Due to their religious duties our little monks- I try not to call them monkeys tempting as it is, are also scheduled for afternoon classes, so Tuesdays and Wednesdays involve cycling off in the heat of the day and along another well rutted and dusty unsealed back road. We chose to begin with Kep Gardens in November since once we start consistency is essential. Now after a grand total of just three sessions we can see the beginnings of writing and recognizing the alphabet and a few simple words, counting confidently to ten and several simple rejoinder conversations that they are able to retain.

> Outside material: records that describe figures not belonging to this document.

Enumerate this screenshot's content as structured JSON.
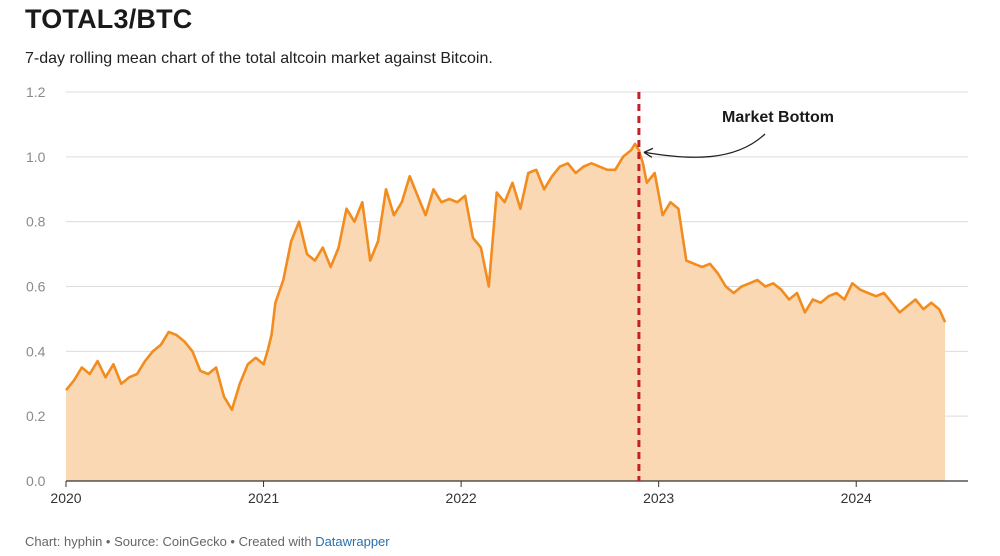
{
  "title": "TOTAL3/BTC",
  "subtitle": "7-day rolling mean chart of the total altcoin market against Bitcoin.",
  "footer": {
    "prefix": "Chart: hyphin • Source: CoinGecko • Created with ",
    "link": "Datawrapper"
  },
  "colors": {
    "line": "#f28c1e",
    "area": "#fbd8b4",
    "marker": "#c62027",
    "grid": "#dcdcdc"
  },
  "chart_data": {
    "type": "area",
    "title": "TOTAL3/BTC",
    "xlabel": "",
    "ylabel": "",
    "xlim": [
      2020.0,
      2024.5
    ],
    "ylim": [
      0,
      1.2
    ],
    "yticks": [
      "0.0",
      "0.2",
      "0.4",
      "0.6",
      "0.8",
      "1.0",
      "1.2"
    ],
    "xticks": [
      "2020",
      "2021",
      "2022",
      "2023",
      "2024"
    ],
    "grid": true,
    "annotation": {
      "label": "Market Bottom",
      "x": 2022.9,
      "y": 1.02
    },
    "series": [
      {
        "x": [
          2020.0,
          2020.04,
          2020.08,
          2020.12,
          2020.16,
          2020.2,
          2020.24,
          2020.28,
          2020.32,
          2020.36,
          2020.4,
          2020.44,
          2020.48,
          2020.52,
          2020.56,
          2020.6,
          2020.64,
          2020.68,
          2020.72,
          2020.76,
          2020.8,
          2020.84,
          2020.88,
          2020.92,
          2020.96,
          2021.0,
          2021.02,
          2021.04,
          2021.06,
          2021.1,
          2021.14,
          2021.18,
          2021.22,
          2021.26,
          2021.3,
          2021.34,
          2021.38,
          2021.42,
          2021.46,
          2021.5,
          2021.54,
          2021.58,
          2021.62,
          2021.66,
          2021.7,
          2021.74,
          2021.78,
          2021.82,
          2021.86,
          2021.9,
          2021.94,
          2021.98,
          2022.02,
          2022.06,
          2022.1,
          2022.14,
          2022.18,
          2022.22,
          2022.26,
          2022.3,
          2022.34,
          2022.38,
          2022.42,
          2022.46,
          2022.5,
          2022.54,
          2022.58,
          2022.62,
          2022.66,
          2022.7,
          2022.74,
          2022.78,
          2022.82,
          2022.86,
          2022.88,
          2022.9,
          2022.92,
          2022.94,
          2022.98,
          2023.02,
          2023.06,
          2023.1,
          2023.14,
          2023.18,
          2023.22,
          2023.26,
          2023.3,
          2023.34,
          2023.38,
          2023.42,
          2023.46,
          2023.5,
          2023.54,
          2023.58,
          2023.62,
          2023.66,
          2023.7,
          2023.74,
          2023.78,
          2023.82,
          2023.86,
          2023.9,
          2023.94,
          2023.98,
          2024.02,
          2024.06,
          2024.1,
          2024.14,
          2024.18,
          2024.22,
          2024.26,
          2024.3,
          2024.34,
          2024.38,
          2024.42,
          2024.45
        ],
        "values": [
          0.28,
          0.31,
          0.35,
          0.33,
          0.37,
          0.32,
          0.36,
          0.3,
          0.32,
          0.33,
          0.37,
          0.4,
          0.42,
          0.46,
          0.45,
          0.43,
          0.4,
          0.34,
          0.33,
          0.35,
          0.26,
          0.22,
          0.3,
          0.36,
          0.38,
          0.36,
          0.4,
          0.45,
          0.55,
          0.62,
          0.74,
          0.8,
          0.7,
          0.68,
          0.72,
          0.66,
          0.72,
          0.84,
          0.8,
          0.86,
          0.68,
          0.74,
          0.9,
          0.82,
          0.86,
          0.94,
          0.88,
          0.82,
          0.9,
          0.86,
          0.87,
          0.86,
          0.88,
          0.75,
          0.72,
          0.6,
          0.89,
          0.86,
          0.92,
          0.84,
          0.95,
          0.96,
          0.9,
          0.94,
          0.97,
          0.98,
          0.95,
          0.97,
          0.98,
          0.97,
          0.96,
          0.96,
          1.0,
          1.02,
          1.04,
          1.02,
          0.98,
          0.92,
          0.95,
          0.82,
          0.86,
          0.84,
          0.68,
          0.67,
          0.66,
          0.67,
          0.64,
          0.6,
          0.58,
          0.6,
          0.61,
          0.62,
          0.6,
          0.61,
          0.59,
          0.56,
          0.58,
          0.52,
          0.56,
          0.55,
          0.57,
          0.58,
          0.56,
          0.61,
          0.59,
          0.58,
          0.57,
          0.58,
          0.55,
          0.52,
          0.54,
          0.56,
          0.53,
          0.55,
          0.53,
          0.49
        ]
      }
    ]
  }
}
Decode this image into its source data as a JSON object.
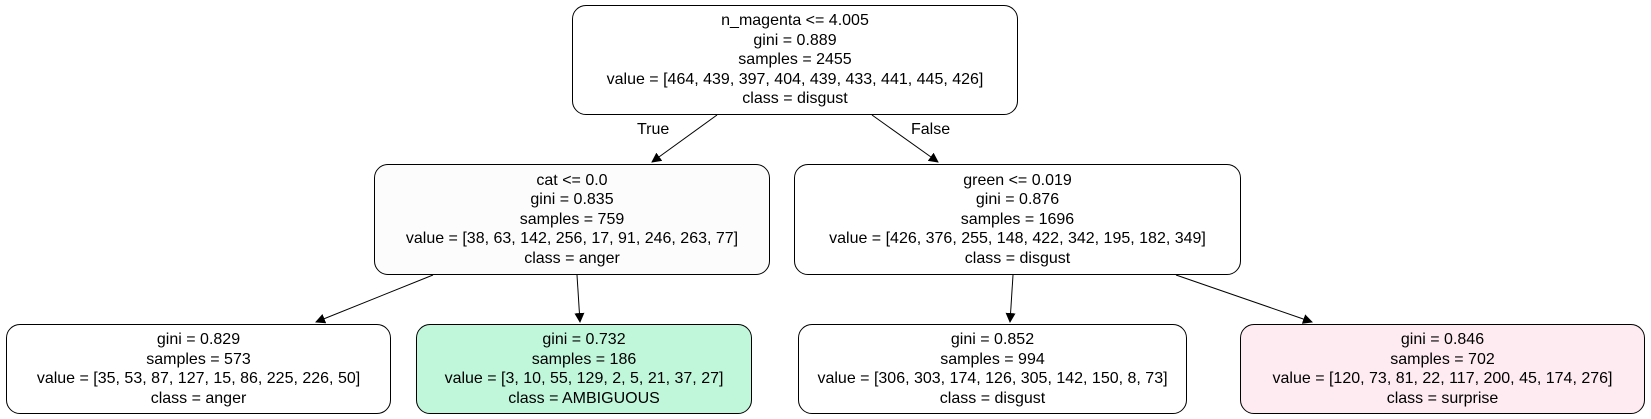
{
  "colors": {
    "root": "#ffffff",
    "cat_node": "#fcfcfc",
    "green_node": "#ffffff",
    "anger_leaf": "#ffffff",
    "ambiguous_leaf": "#c0f7da",
    "disgust_leaf": "#ffffff",
    "surprise_leaf": "#fdebf1",
    "edge": "#000000"
  },
  "edges": {
    "true_label": "True",
    "false_label": "False"
  },
  "nodes": {
    "root": {
      "split": "n_magenta <= 4.005",
      "gini": "gini = 0.889",
      "samples": "samples = 2455",
      "value": "value = [464, 439, 397, 404, 439, 433, 441, 445, 426]",
      "class": "class = disgust"
    },
    "left": {
      "split": "cat <= 0.0",
      "gini": "gini = 0.835",
      "samples": "samples = 759",
      "value": "value = [38, 63, 142, 256, 17, 91, 246, 263, 77]",
      "class": "class = anger"
    },
    "left_left": {
      "gini": "gini = 0.829",
      "samples": "samples = 573",
      "value": "value = [35, 53, 87, 127, 15, 86, 225, 226, 50]",
      "class": "class = anger"
    },
    "left_right": {
      "gini": "gini = 0.732",
      "samples": "samples = 186",
      "value": "value = [3, 10, 55, 129, 2, 5, 21, 37, 27]",
      "class": "class = AMBIGUOUS"
    },
    "right": {
      "split": "green <= 0.019",
      "gini": "gini = 0.876",
      "samples": "samples = 1696",
      "value": "value = [426, 376, 255, 148, 422, 342, 195, 182, 349]",
      "class": "class = disgust"
    },
    "right_left": {
      "gini": "gini = 0.852",
      "samples": "samples = 994",
      "value": "value = [306, 303, 174, 126, 305, 142, 150, 8, 73]",
      "class": "class = disgust"
    },
    "right_right": {
      "gini": "gini = 0.846",
      "samples": "samples = 702",
      "value": "value = [120, 73, 81, 22, 117, 200, 45, 174, 276]",
      "class": "class = surprise"
    }
  }
}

We know so little about early childhood education that it is a trial and error process but we are eager to do what we can and they are delighted with the writing, chorusing and attention generally. Sleepy little faces emerge as soon as we dismount and they start setting up low tables and mats just as we did on the first session. It is the active learning activities, with cards, relay running and balls that they love the most. I wonder if they even have play time.
They have amazing powers of concentration and attention given that they do not eat after twelve noon and we arrive mid afternoon. Their earnest little faces and endearing mannerisms have already won our hearts and inspired us to do as much as possible to help.
Janine has been generous with the resources she has accumulated over the years and we have a growing client relationship with a local print shop due to the volume of material we print.
This seems to have become an epic update but I will end with a few anecdotes from the first few classes:-
1. One of the youngest among them was painstakingly tracing and writing the letter “d” while muttering under his breath “Here you are. Thank you” like he was a chanting a prayer. We had been doing that just before the letters and he obviously wanted to remember.
2. Another of the older boys was colouring with such care and attention and repeating to himself “good boy, good boy” in exactly the tone I use.
3. After having lined up all the cards and realia they can recognise at the opposite end of the room, Ian and I tried to demonstrate the idea of hearing the word and racing to get the object nominated. As we took of running they ALL did too and returned with every single item!!
It would help to be able to explain and give instructions in a language they already know but we are getting by and its all part of the fun.